Excellent informative post. What I am not clear on is, if you blood dope before the race to raise crit to >50% wont that show in a test if you cannot dilute before the control?BigBoat said:Then it is VERY EASY to jack to 55% or more crit from 48-49% with autologous blood doping right before a race starts. Even going to 52% gives a good advantage and it is easy to dilute down to 48-49% with volume expanders/saline bolus's and desmospray to help keep it in the system a longer.
They don't do controls right before a race starts...and they never will. You have plenty of time to blood dope before the race start..PLENTY!
I can slam in 5 units of packed cells in trauma patients in the OR in 15 minutes with a couple good blood pump and that will raise your crit at least 6%.
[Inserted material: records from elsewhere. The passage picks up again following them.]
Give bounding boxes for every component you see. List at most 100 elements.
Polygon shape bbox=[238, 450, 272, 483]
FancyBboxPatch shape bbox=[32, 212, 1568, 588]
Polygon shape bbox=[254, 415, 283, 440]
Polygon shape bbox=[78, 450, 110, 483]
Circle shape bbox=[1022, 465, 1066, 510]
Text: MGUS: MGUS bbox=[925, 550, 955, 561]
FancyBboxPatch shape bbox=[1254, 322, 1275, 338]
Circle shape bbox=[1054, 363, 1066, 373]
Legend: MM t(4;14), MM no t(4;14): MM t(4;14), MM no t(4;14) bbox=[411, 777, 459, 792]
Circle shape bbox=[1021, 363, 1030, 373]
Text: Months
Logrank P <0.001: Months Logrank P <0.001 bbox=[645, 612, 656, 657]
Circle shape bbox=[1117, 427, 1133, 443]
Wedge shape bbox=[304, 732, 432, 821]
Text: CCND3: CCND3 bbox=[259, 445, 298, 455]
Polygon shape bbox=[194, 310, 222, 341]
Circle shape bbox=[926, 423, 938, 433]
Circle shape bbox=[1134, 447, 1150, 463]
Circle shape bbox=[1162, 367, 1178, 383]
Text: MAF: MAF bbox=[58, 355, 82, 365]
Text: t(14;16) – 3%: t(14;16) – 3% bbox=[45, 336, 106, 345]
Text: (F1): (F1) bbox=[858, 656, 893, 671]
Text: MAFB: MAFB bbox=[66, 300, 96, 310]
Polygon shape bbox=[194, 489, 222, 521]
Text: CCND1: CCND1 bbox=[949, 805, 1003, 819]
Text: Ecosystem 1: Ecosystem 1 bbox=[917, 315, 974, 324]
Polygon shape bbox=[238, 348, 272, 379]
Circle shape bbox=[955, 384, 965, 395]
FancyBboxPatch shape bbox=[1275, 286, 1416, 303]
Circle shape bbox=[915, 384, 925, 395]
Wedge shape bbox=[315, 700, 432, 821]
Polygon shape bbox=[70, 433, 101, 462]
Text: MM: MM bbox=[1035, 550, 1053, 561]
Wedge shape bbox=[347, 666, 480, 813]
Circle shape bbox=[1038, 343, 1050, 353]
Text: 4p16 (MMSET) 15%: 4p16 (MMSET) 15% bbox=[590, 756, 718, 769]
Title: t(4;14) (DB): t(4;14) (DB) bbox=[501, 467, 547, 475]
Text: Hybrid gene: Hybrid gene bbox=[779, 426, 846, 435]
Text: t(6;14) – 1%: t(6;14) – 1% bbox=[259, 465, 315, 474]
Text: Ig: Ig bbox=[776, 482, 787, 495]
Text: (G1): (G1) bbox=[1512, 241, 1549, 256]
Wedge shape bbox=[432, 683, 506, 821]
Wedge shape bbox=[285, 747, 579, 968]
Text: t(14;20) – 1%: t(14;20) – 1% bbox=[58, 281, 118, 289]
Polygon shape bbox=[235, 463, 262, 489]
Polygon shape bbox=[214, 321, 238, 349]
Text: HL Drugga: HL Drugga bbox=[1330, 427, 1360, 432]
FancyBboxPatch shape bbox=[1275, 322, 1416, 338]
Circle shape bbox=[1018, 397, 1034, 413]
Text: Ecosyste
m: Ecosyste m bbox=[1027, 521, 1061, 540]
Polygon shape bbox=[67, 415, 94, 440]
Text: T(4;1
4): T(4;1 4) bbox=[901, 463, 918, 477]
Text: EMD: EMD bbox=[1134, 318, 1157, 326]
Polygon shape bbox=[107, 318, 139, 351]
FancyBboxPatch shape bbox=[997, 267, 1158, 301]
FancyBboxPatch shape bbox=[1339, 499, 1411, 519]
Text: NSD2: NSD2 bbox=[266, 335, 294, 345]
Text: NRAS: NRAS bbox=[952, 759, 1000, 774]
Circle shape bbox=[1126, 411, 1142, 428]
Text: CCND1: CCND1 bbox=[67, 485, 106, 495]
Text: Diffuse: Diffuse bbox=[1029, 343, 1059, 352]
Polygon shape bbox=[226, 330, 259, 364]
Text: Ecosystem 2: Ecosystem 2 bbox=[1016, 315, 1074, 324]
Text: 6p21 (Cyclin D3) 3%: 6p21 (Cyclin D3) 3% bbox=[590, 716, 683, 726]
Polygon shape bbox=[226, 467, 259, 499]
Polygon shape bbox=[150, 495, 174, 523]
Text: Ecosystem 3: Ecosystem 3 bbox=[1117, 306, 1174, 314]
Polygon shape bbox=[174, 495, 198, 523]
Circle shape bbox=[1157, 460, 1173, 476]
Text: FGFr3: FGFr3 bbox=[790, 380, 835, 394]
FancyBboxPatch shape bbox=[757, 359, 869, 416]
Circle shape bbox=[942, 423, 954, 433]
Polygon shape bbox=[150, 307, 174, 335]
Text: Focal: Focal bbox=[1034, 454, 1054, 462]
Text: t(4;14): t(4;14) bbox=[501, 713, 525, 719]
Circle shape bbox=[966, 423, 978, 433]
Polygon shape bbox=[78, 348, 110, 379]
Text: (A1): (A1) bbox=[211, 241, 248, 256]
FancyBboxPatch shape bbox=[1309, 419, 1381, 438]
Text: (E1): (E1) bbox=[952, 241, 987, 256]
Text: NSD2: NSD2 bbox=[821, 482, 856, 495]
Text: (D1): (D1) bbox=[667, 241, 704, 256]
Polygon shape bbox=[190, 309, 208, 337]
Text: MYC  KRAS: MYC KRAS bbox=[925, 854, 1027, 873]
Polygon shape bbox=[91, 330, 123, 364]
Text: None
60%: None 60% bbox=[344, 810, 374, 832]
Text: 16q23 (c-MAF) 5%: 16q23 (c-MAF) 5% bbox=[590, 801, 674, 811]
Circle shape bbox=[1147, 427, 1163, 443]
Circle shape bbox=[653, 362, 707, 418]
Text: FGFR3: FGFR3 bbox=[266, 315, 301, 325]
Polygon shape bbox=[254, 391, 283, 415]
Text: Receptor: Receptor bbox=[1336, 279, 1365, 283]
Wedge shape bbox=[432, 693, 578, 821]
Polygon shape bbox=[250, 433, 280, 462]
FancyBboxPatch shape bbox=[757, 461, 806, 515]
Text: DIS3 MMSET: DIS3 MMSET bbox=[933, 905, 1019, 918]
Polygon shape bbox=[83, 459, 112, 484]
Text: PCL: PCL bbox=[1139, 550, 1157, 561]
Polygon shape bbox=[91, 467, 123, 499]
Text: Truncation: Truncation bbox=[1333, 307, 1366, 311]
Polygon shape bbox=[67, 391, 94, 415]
davidg said:Excellent informative post. What I am not clear on is, if you blood dope before the race to raise crit to >50% wont that show in a test if you cannot dilute before the control?
BigBoat said:The UCI takes blood samples and tracks the total amount of hemoglobin per sample and looks for variations in the amount of heme per cell, as well as number of rectics.
Blood doping does not shift the amount of hemoglobin in a red blood cells MCH, and hemoglobin mass per sample of whole blood is neither affected by hemodiluting which is like increasing plasma volume to lower the hemoglobin concentration so hemoglobin mass will read lower after an autologous blood transfusion.
Basically, as long as the rider dilutes their blood after autologous blood transfusions for a race or takes blood out aftwards their fine.
Also, the UCI is looking for too low or too high a rectic count (immature red cells). As long as this stays normal (by blood doping with properly stored blood) they cant be caught using this method.
Testosterone can still be low dosed, and I do believe somebody was recently caught for that. You dont need it though, but Adrenocorticotropic hormone is undetectable and they can still use that which raised cortisol levels and boost that way.